Rosa’s treatment of the cultural motor is a case in point. He draws upon the works of Hans Blumenberg and Marianne Gronemeyer to present a reworking of the early and pre-modern notion of the good life being equated with the fulfilled life. In this version, the idea of the fulfilled life is striped of its religious connotations of a higher life attained after death and is reworked in light of the decline of religion and the secularisation of time. This is to say, we no longer have confidence that time is articulated in terms of a religious narrative. We do not feel ourselves to be participants in an unfolding drama of sin, repentance and salvation. In the absence of this, time drained of its meaning and calls out for an alternative interpretation.
We no longer believe that by being virtuous and patient in this life we will be rewarded with fulfilment in the next. However, fulfilment remains an important, perhaps the important, goal of life. In the absence of transcendent, otherworldly fulfilment, which might relativize the limited nature of mortal life, what we are left with is a kind of nagging imperative to experience as much of the world and of life as possible in the time available to us. However the options available to us inevitably outstrip our capacity to explore them, prompting us to become ever more frenetic in our pursuit of fulfilment.
It’s not difficult to see what’s meant here. Imagine the broad acceptance that people had of their position in life and the possibilities that they were afforded by that position a few hundred years ago. You were the blacksmith’s son, you would go on to be the blacksmith. Work was a necessary evil and your obligation to the community. There was little option about who you were and what you did.
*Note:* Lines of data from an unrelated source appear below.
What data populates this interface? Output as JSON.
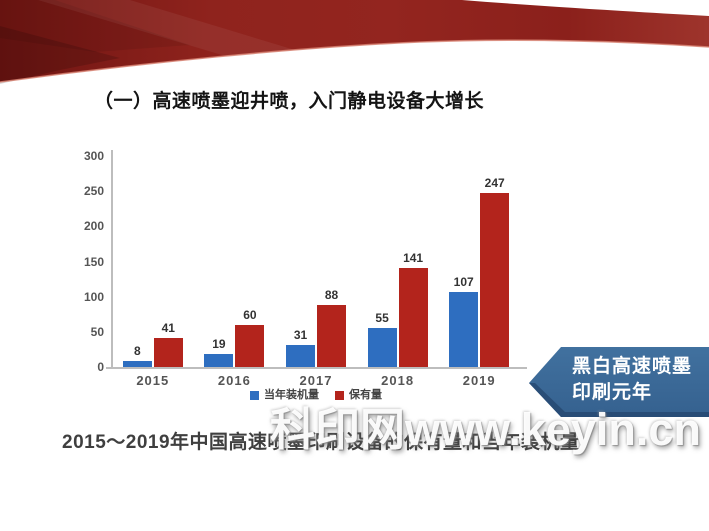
{
  "page": {
    "title": "（一）高速喷墨迎井喷，入门静电设备大增长",
    "caption": "2015～2019年中国高速喷墨印刷设备的保有量和当年装机量",
    "watermark": "科印网www.keyin.cn",
    "callout": {
      "line1": "黑白高速喷墨",
      "line2": "印刷元年",
      "fill": "#3a679c"
    }
  },
  "chart_data": {
    "type": "bar",
    "title": "",
    "categories": [
      "2015",
      "2016",
      "2017",
      "2018",
      "2019"
    ],
    "series": [
      {
        "name": "当年装机量",
        "color": "#2e6ec0",
        "values": [
          8,
          19,
          31,
          55,
          107
        ]
      },
      {
        "name": "保有量",
        "color": "#b3241c",
        "values": [
          41,
          60,
          88,
          141,
          247
        ]
      }
    ],
    "xlabel": "",
    "ylabel": "",
    "ylim": [
      0,
      300
    ],
    "yticks": [
      0,
      50,
      100,
      150,
      200,
      250,
      300
    ],
    "grid": false,
    "legend_position": "bottom-center",
    "bar_value_labels": true
  },
  "theme": {
    "ribbon_red_dark": "#701512",
    "ribbon_red": "#93251f",
    "axis_color": "#bdbdbd",
    "tick_label_color": "#555555",
    "value_label_color": "#333333"
  }
}
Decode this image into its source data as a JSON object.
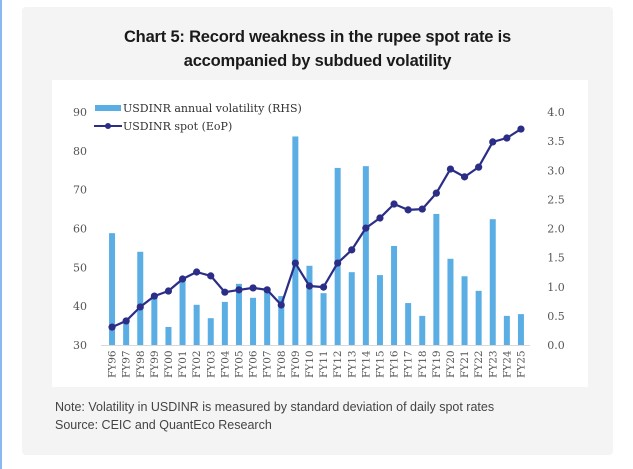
{
  "title": {
    "line1": "Chart 5: Record weakness in the rupee spot rate is",
    "line2": "accompanied by subdued volatility"
  },
  "footer": {
    "note": "Note: Volatility in USDINR is measured by standard deviation of daily spot rates",
    "source": "Source: CEIC and QuantEco Research"
  },
  "colors": {
    "bar": "#5aaee4",
    "line": "#2b2d86",
    "card": "#f4f4f4",
    "accent_strip": "#8ab8f0"
  },
  "chart_data": {
    "type": "bar+line",
    "title": "Chart 5: Record weakness in the rupee spot rate is accompanied by subdued volatility",
    "xlabel": "",
    "ylabel_left": "",
    "ylabel_right": "",
    "legend_position": "top-left",
    "grid": false,
    "categories": [
      "FY96",
      "FY97",
      "FY98",
      "FY99",
      "FY00",
      "FY01",
      "FY02",
      "FY03",
      "FY04",
      "FY05",
      "FY06",
      "FY07",
      "FY08",
      "FY09",
      "FY10",
      "FY11",
      "FY12",
      "FY13",
      "FY14",
      "FY15",
      "FY16",
      "FY17",
      "FY18",
      "FY19",
      "FY20",
      "FY21",
      "FY22",
      "FY23",
      "FY24",
      "FY25"
    ],
    "left_axis": {
      "ylim": [
        30,
        90
      ],
      "ticks": [
        "30",
        "40",
        "50",
        "60",
        "70",
        "80",
        "90"
      ]
    },
    "right_axis": {
      "ylim": [
        0.0,
        4.0
      ],
      "ticks": [
        "0.0",
        "0.5",
        "1.0",
        "1.5",
        "2.0",
        "2.5",
        "3.0",
        "3.5",
        "4.0"
      ]
    },
    "series": [
      {
        "name": "USDINR annual volatility (RHS)",
        "type": "bar",
        "axis": "right",
        "values": [
          1.92,
          0.41,
          1.6,
          0.82,
          0.31,
          1.13,
          0.69,
          0.46,
          0.74,
          1.05,
          0.81,
          0.93,
          0.84,
          3.58,
          1.36,
          0.89,
          3.04,
          1.25,
          3.07,
          1.2,
          1.7,
          0.72,
          0.5,
          2.25,
          1.48,
          1.18,
          0.93,
          2.16,
          0.5,
          0.53
        ]
      },
      {
        "name": "USDINR spot (EoP)",
        "type": "line",
        "axis": "left",
        "values": [
          34.6,
          36.2,
          39.8,
          42.6,
          43.9,
          47.0,
          48.8,
          47.8,
          43.6,
          44.2,
          44.7,
          44.2,
          40.3,
          51.1,
          45.2,
          44.9,
          51.1,
          54.5,
          60.1,
          62.7,
          66.3,
          64.8,
          65.0,
          69.1,
          75.3,
          73.3,
          75.8,
          82.3,
          83.3,
          85.6
        ]
      }
    ]
  }
}
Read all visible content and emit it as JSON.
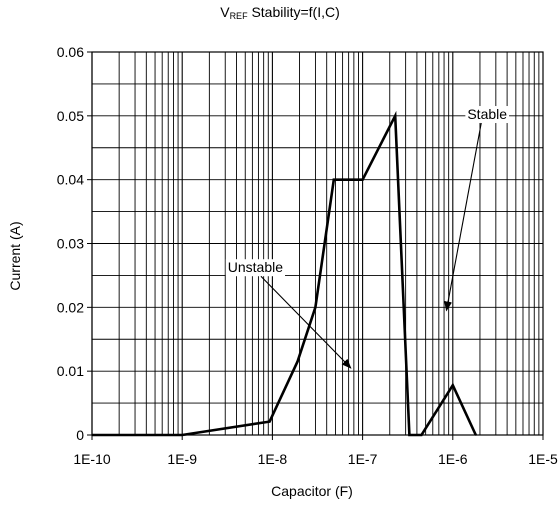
{
  "chart_data": {
    "type": "line",
    "title": {
      "prefix": "V",
      "subscript": "REF",
      "suffix": " Stability=f(I,C)"
    },
    "xlabel": "Capacitor (F)",
    "ylabel": "Current (A)",
    "x_scale": "log",
    "xlim": [
      1e-10,
      1e-05
    ],
    "ylim": [
      0,
      0.06
    ],
    "x_ticks": [
      1e-10,
      1e-09,
      1e-08,
      1e-07,
      1e-06,
      1e-05
    ],
    "x_tick_labels": [
      "1E-10",
      "1E-9",
      "1E-8",
      "1E-7",
      "1E-6",
      "1E-5"
    ],
    "y_ticks": [
      0,
      0.01,
      0.02,
      0.03,
      0.04,
      0.05,
      0.06
    ],
    "y_tick_labels": [
      "0",
      "0.01",
      "0.02",
      "0.03",
      "0.04",
      "0.05",
      "0.06"
    ],
    "grid": true,
    "series": [
      {
        "points": [
          [
            1e-10,
            0
          ],
          [
            1e-09,
            0
          ],
          [
            9.3e-09,
            0.0021
          ],
          [
            1.9e-08,
            0.0115
          ],
          [
            3e-08,
            0.02
          ],
          [
            4.8e-08,
            0.04
          ],
          [
            1e-07,
            0.04
          ],
          [
            2.3e-07,
            0.05
          ],
          [
            3.3e-07,
            0
          ],
          [
            4.5e-07,
            0
          ],
          [
            1e-06,
            0.0078
          ],
          [
            1.8e-06,
            0
          ]
        ]
      }
    ],
    "annotations": [
      {
        "text": "Unstable",
        "label_x": 3.2e-09,
        "label_y": 0.0255,
        "arrow_to_x": 7.4e-08,
        "arrow_to_y": 0.0105
      },
      {
        "text": "Stable",
        "label_x": 1.45e-06,
        "label_y": 0.0495,
        "arrow_to_x": 8.5e-07,
        "arrow_to_y": 0.0195
      }
    ]
  }
}
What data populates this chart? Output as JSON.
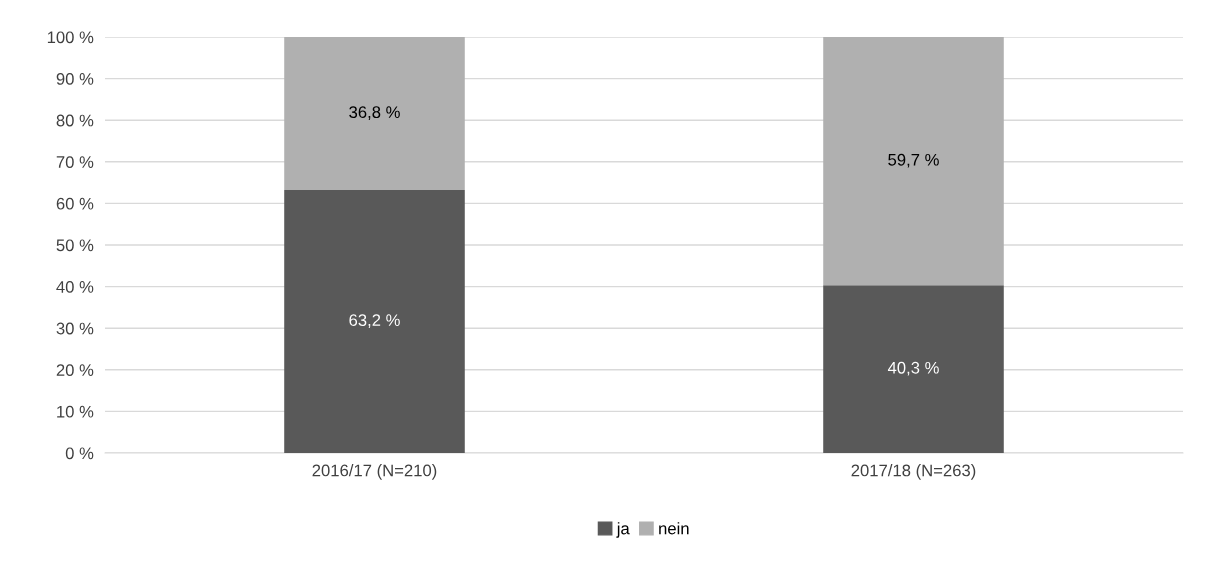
{
  "chart_data": {
    "type": "bar",
    "stacked": true,
    "categories": [
      "2016/17 (N=210)",
      "2017/18 (N=263)"
    ],
    "series": [
      {
        "name": "ja",
        "color": "#595959",
        "values": [
          63.2,
          40.3
        ],
        "value_labels": [
          "63,2 %",
          "40,3 %"
        ]
      },
      {
        "name": "nein",
        "color": "#b0b0b0",
        "values": [
          36.8,
          59.7
        ],
        "value_labels": [
          "36,8 %",
          "59,7 %"
        ]
      }
    ],
    "ylim": [
      0,
      100
    ],
    "yticks": [
      {
        "value": 0,
        "label": "0 %"
      },
      {
        "value": 10,
        "label": "10 %"
      },
      {
        "value": 20,
        "label": "20 %"
      },
      {
        "value": 30,
        "label": "30 %"
      },
      {
        "value": 40,
        "label": "40 %"
      },
      {
        "value": 50,
        "label": "50 %"
      },
      {
        "value": 60,
        "label": "60 %"
      },
      {
        "value": 70,
        "label": "70 %"
      },
      {
        "value": 80,
        "label": "80 %"
      },
      {
        "value": 90,
        "label": "90 %"
      },
      {
        "value": 100,
        "label": "100 %"
      }
    ],
    "grid": "y",
    "legend": "bottom"
  }
}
People didn’t expect to be fulfilled in their personal lives (if such a notion even existed). The expectation was that they would lead a sufficiently virtuous life to guarantee the safe passage of their souls after death.
What a difference from now when people not only expect to feel fulfilled in the here and now, but consider it a failure if they are not. And there’s the catch, because fulfilment is most definitely not something that people experience as a matter of course, but they don’t want to be stigmatised as a failure and so the only way out is to pretend. Think about how routinely people exaggerate the satisfaction that they derive from their work. It seems that to express dissatisfaction or boredom is a sign of failure and people flee from it. The willingness to maintain the illusion of satisfied fulfilment is, socially, far more important than the reality which such insistent claims of satisfaction mask. The best way for someone to convince themselves and others that they are both satisfied and fulfilled is to stay busy. And even if one remains unconvinced, at least there is less time in which to think about it.
So the basic plot of our lives has changed from a sweeping theological drama in which the individual played a highly relativised, marginal part, to a personalised drama in which the individual, and his or her quest for personal fulfilment, takes centre stage.
Time becomes highly rationalised and the goal becomes to maximise the effective use of that time. Time is divided up into fragile structures such as work time and leisure time, being with friends time or being with partner/family time. We attend to these different temporalities and relationships in a way that is not dissimilar to the way we attend to the various websites, social networks and blogs to which we subscribe. We browse them, keep them ticking over, do what is required to maintain them, knowing that they are but one among many, that they are dispensable and that it wouldn’t do to get too bogged down in any one area, because there is so much more to attend to.
Doing nothing in particular provokes anxiety because the sense of unproductive, meaningless time becomes tangible. The meaningfulness of our lives has become externalised in temporal structures which act as temporary bulwarks against the meaninglessness which throws us back upon our own, much depleted, resources. Time becomes a weight that presses down upon us, provoking mild, but nagging feelings of guilt and emptiness. It is not dissimilar to the situation whereby multinationals like Monsanto sell genetically modified seeds to farmers, producing temporarily improved yields at the cost of the farmer’s autonomy.
And I don’t think this parallelism is accidental. It brings us back to the question of causes and whether all this can be seen as determined by the economic motor. To say that our cultural activities, our social lives, our relationships have been increasingly subverted by and subordinated to the demands of the market is not necessarily to argue in favour of economic determinism, however there is no question that economic factors were at the heart of the many tendencies that have been transforming our cultures and our way of life since the middle of the last millennium. Changing attitudes towards religion, new ways of thinking and technological innovation have all played an important role and one could construct a narrative in which any one of these areas is fundamental. However it is the development of universal, abstract money that has acted as the enzyme capable of catalysing all areas of human activity, reducing them relentlessly to a universal and abstract value. And following the logic of capitalism, the effect of this enzyme is to increase the rate of metabolic change within the social flows.
This has been a very fragmented, partial and un-nuanced survey. My intention has been more to throw up some ideas (none original) and see how they land than to construct a convincing argument. In the next and final posting in this series I will consider how to evaluate this process I have been describing and consider the limitation of some of the terminology I have been employing.